Unit | Media resources | Hours |
1 | Lecture 1 PPT slides Lecture 2 PPT slides | 1.5 1.5 |
2 | Lecture 3 PPT slides | 1.5 |
3 | Lecture 4 PPT slides | 1.5 |
4 | Lecture 5 PPT slides Lecture 6 PPT slides | 1.5 1.5 |
5 | Lecture 7 PPT slides | 1.5 |
6 | Lecture 8 PPT slides | 1.5 |
7 | Lecture 9 PPT slides | 1.5 |
8 | Lecture 10 PPT slides | 1.5 |
9 | Lecture 11 PPT slides | 1.5 |
Total | | 16.5 |
Assessment
You are expected to apply concepts and techniques acquired during the study when completing this course's continuous assessment. You will also undertake regular activities and practical exercises while working through the study units.
The course contains continuous assessment and a final examination. Their respective weightings are 30% and 70% of the course score. Continuous assessment consists of five assignments, of which one of them is a multiple-choice assignment. The minimum passing threshold for both continuous assessment and examination is 40 marks out of 100 marks. In order to pass the course, you need to meet both thresholds.
Assignment booklets
The assignment booklets contain more information about which units are covered by each assignment, and when you should submit your assignments. The assignment booklets will be sent to you during the presentation and posted on the OLE for you to download.
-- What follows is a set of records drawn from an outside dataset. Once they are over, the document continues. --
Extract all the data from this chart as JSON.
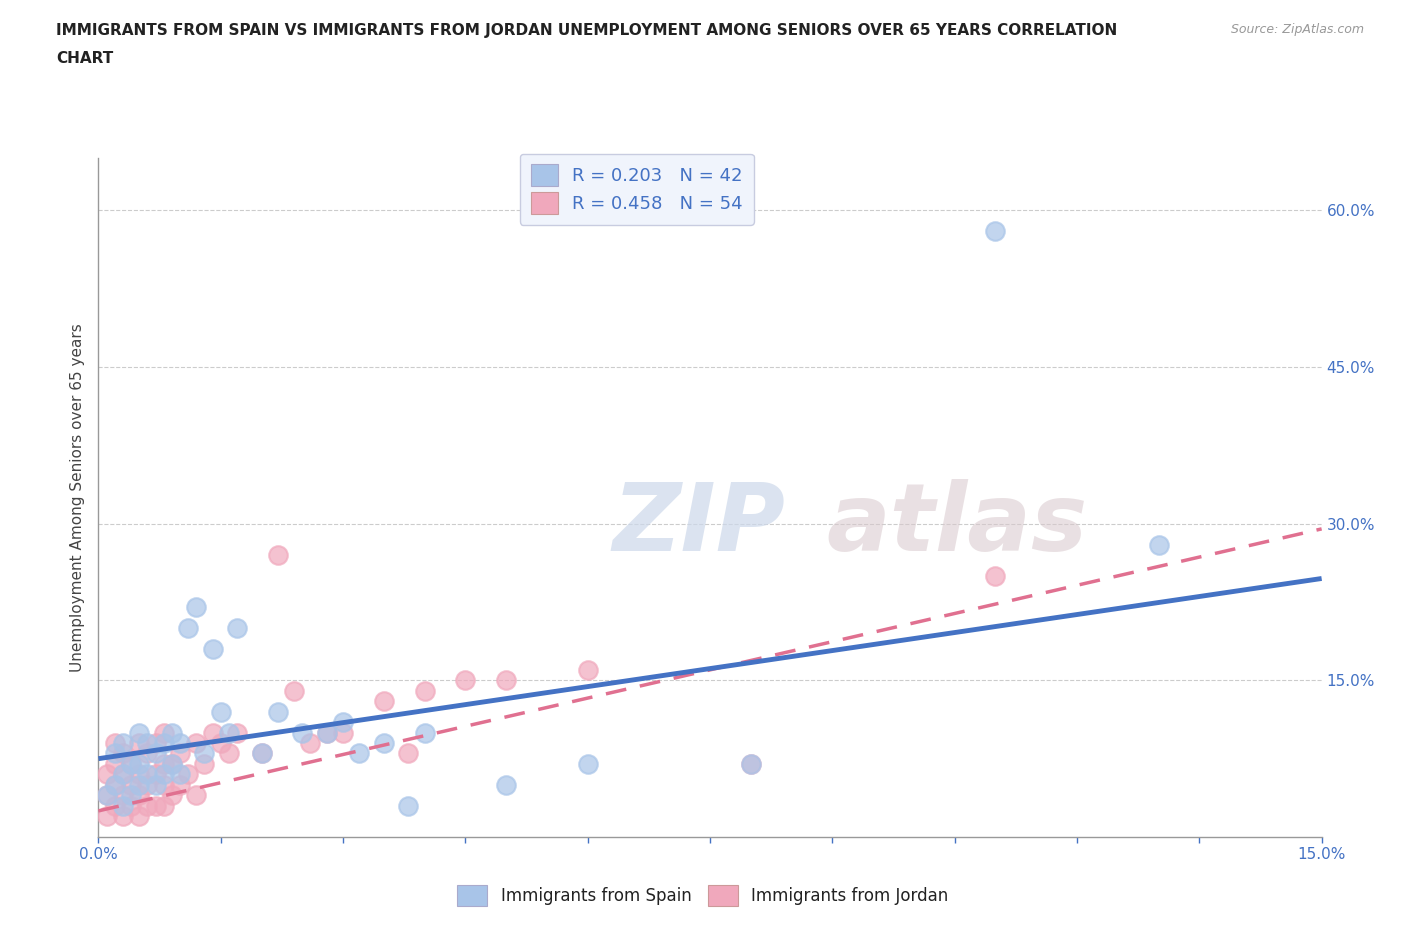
{
  "title_line1": "IMMIGRANTS FROM SPAIN VS IMMIGRANTS FROM JORDAN UNEMPLOYMENT AMONG SENIORS OVER 65 YEARS CORRELATION",
  "title_line2": "CHART",
  "ylabel": "Unemployment Among Seniors over 65 years",
  "source_text": "Source: ZipAtlas.com",
  "watermark_zip": "ZIP",
  "watermark_atlas": "atlas",
  "xlim": [
    0.0,
    0.15
  ],
  "ylim": [
    0.0,
    0.65
  ],
  "xticks": [
    0.0,
    0.015,
    0.03,
    0.045,
    0.06,
    0.075,
    0.09,
    0.105,
    0.12,
    0.135,
    0.15
  ],
  "ytick_positions": [
    0.0,
    0.15,
    0.3,
    0.45,
    0.6
  ],
  "right_ytick_labels": [
    "",
    "15.0%",
    "30.0%",
    "45.0%",
    "60.0%"
  ],
  "bottom_xtick_labels": [
    "0.0%",
    "",
    "",
    "",
    "",
    "",
    "",
    "",
    "",
    "",
    "15.0%"
  ],
  "gridline_y": [
    0.15,
    0.3,
    0.45,
    0.6
  ],
  "spain_color": "#a8c4e8",
  "jordan_color": "#f0a8bc",
  "spain_edge_color": "#a8c4e8",
  "jordan_edge_color": "#f0a8bc",
  "spain_line_color": "#4472c4",
  "jordan_line_color": "#e07090",
  "spain_R": 0.203,
  "spain_N": 42,
  "jordan_R": 0.458,
  "jordan_N": 54,
  "spain_scatter_x": [
    0.001,
    0.002,
    0.002,
    0.003,
    0.003,
    0.003,
    0.004,
    0.004,
    0.005,
    0.005,
    0.005,
    0.006,
    0.006,
    0.007,
    0.007,
    0.008,
    0.008,
    0.009,
    0.009,
    0.01,
    0.01,
    0.011,
    0.012,
    0.013,
    0.014,
    0.015,
    0.016,
    0.017,
    0.02,
    0.022,
    0.025,
    0.028,
    0.03,
    0.032,
    0.035,
    0.038,
    0.04,
    0.05,
    0.06,
    0.08,
    0.11,
    0.13
  ],
  "spain_scatter_y": [
    0.04,
    0.05,
    0.08,
    0.03,
    0.06,
    0.09,
    0.04,
    0.07,
    0.05,
    0.07,
    0.1,
    0.06,
    0.09,
    0.05,
    0.08,
    0.06,
    0.09,
    0.07,
    0.1,
    0.06,
    0.09,
    0.2,
    0.22,
    0.08,
    0.18,
    0.12,
    0.1,
    0.2,
    0.08,
    0.12,
    0.1,
    0.1,
    0.11,
    0.08,
    0.09,
    0.03,
    0.1,
    0.05,
    0.07,
    0.07,
    0.58,
    0.28
  ],
  "jordan_scatter_x": [
    0.001,
    0.001,
    0.001,
    0.002,
    0.002,
    0.002,
    0.002,
    0.003,
    0.003,
    0.003,
    0.003,
    0.004,
    0.004,
    0.004,
    0.005,
    0.005,
    0.005,
    0.005,
    0.006,
    0.006,
    0.006,
    0.007,
    0.007,
    0.007,
    0.008,
    0.008,
    0.008,
    0.008,
    0.009,
    0.009,
    0.01,
    0.01,
    0.011,
    0.012,
    0.012,
    0.013,
    0.014,
    0.015,
    0.016,
    0.017,
    0.02,
    0.022,
    0.024,
    0.026,
    0.028,
    0.03,
    0.035,
    0.038,
    0.04,
    0.045,
    0.05,
    0.06,
    0.08,
    0.11
  ],
  "jordan_scatter_y": [
    0.02,
    0.04,
    0.06,
    0.03,
    0.05,
    0.07,
    0.09,
    0.02,
    0.04,
    0.06,
    0.08,
    0.03,
    0.05,
    0.07,
    0.02,
    0.04,
    0.06,
    0.09,
    0.03,
    0.05,
    0.08,
    0.03,
    0.06,
    0.09,
    0.03,
    0.05,
    0.07,
    0.1,
    0.04,
    0.07,
    0.05,
    0.08,
    0.06,
    0.09,
    0.04,
    0.07,
    0.1,
    0.09,
    0.08,
    0.1,
    0.08,
    0.27,
    0.14,
    0.09,
    0.1,
    0.1,
    0.13,
    0.08,
    0.14,
    0.15,
    0.15,
    0.16,
    0.07,
    0.25
  ],
  "legend_box_color": "#f0f4fc",
  "legend_border_color": "#c8cce0",
  "title_color": "#222222",
  "axis_label_color": "#444444",
  "tick_color": "#4472c4",
  "gridline_color": "#cccccc",
  "spine_color": "#999999",
  "scatter_size": 180,
  "scatter_lw": 1.5
}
Assignment (multiple-choice)
There is one multiple-choice assignment in this course and this contains 20 to 30 multiple-choice questions. This assignment assesses fundamental concepts related to statistical methods and data- handling skills. This assignment is required to be submitted through the Online Assignment (MC) Submission System.
Assignments
There are four summative assignments for the course. The best three out of four assignments will be counted. Upon receiving your assignment, tutors will be required to mark the assignments and return them to you with your scores, comments, and feedback.
Assessment summary
The assessment items and their marks are outlined in the following table.
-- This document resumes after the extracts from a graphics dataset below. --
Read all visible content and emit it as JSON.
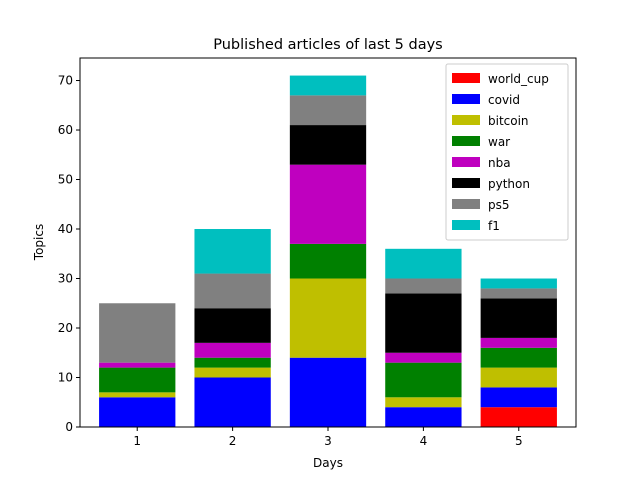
{
  "chart_data": {
    "type": "bar",
    "stacked": true,
    "title": "Published articles of last 5 days",
    "xlabel": "Days",
    "ylabel": "Topics",
    "categories": [
      "1",
      "2",
      "3",
      "4",
      "5"
    ],
    "ylim": [
      0,
      74.55
    ],
    "yticks": [
      0,
      10,
      20,
      30,
      40,
      50,
      60,
      70
    ],
    "grid": false,
    "legend_position": "top-right",
    "series": [
      {
        "name": "world_cup",
        "color": "#ff0000",
        "values": [
          0,
          0,
          0,
          0,
          4
        ]
      },
      {
        "name": "covid",
        "color": "#0000ff",
        "values": [
          6,
          10,
          14,
          4,
          4
        ]
      },
      {
        "name": "bitcoin",
        "color": "#bfbf00",
        "values": [
          1,
          2,
          16,
          2,
          4
        ]
      },
      {
        "name": "war",
        "color": "#008000",
        "values": [
          5,
          2,
          7,
          7,
          4
        ]
      },
      {
        "name": "nba",
        "color": "#bf00bf",
        "values": [
          1,
          3,
          16,
          2,
          2
        ]
      },
      {
        "name": "python",
        "color": "#000000",
        "values": [
          0,
          7,
          8,
          12,
          8
        ]
      },
      {
        "name": "ps5",
        "color": "#808080",
        "values": [
          12,
          7,
          6,
          3,
          2
        ]
      },
      {
        "name": "f1",
        "color": "#00bfbf",
        "values": [
          0,
          9,
          4,
          6,
          2
        ]
      }
    ]
  }
}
| Type and coverage | Weighting | Number required |
Continuous assessment (30%) | Assignment (MC) 1 (required): 20–30 multiple-choice questions covering Unit 1 | 25% | 1 (25%) |
Assignment 2 (summative): 3–4 independent problem-solving questions covering Unit 2 and Unit 3 | 25% | Select the best 3 out of 4 assignments (75%) |
Assignment 3 (summative): 3–4 independent problem-solving questions covering Unit 4 and Unit 5 | 25% |
Assignment 4 (summative): 3–4 independent problem-solving questions covering Unit 6 and Unit 7 | 25% |
Assignment 5 (summative): 3–4 independent problem-solving questions covering Unit 8 and Unit 9 | 25% |
Exam (70%) | A three-hour examination covering the whole course | 100% | |
Examination
The purpose of the examination is to assess your understanding of the material covered in the entire course. The three-hour final examination will be 'closed book', with the exception of the Course Formula Booklet and Statistical Tables. The examination is worth 70% of the total course mark. The exam paper will be divided into two parts:
- Part I will contain some short questions that assess your general knowledge of the course material from all units.
- Part II will comprise more challenging long questions based on a problem-solving approach. The questions will assess your skills in statistical analysis and using methods of inferential statistics for the analysis of real-life problems, and in concluding results for recommendation.
Specimen examination
To help you prepare for the final examination, you will be sent a specimen examination paper some time before the actual examination. You should work through this carefully, together with the sample solutions that will be provided.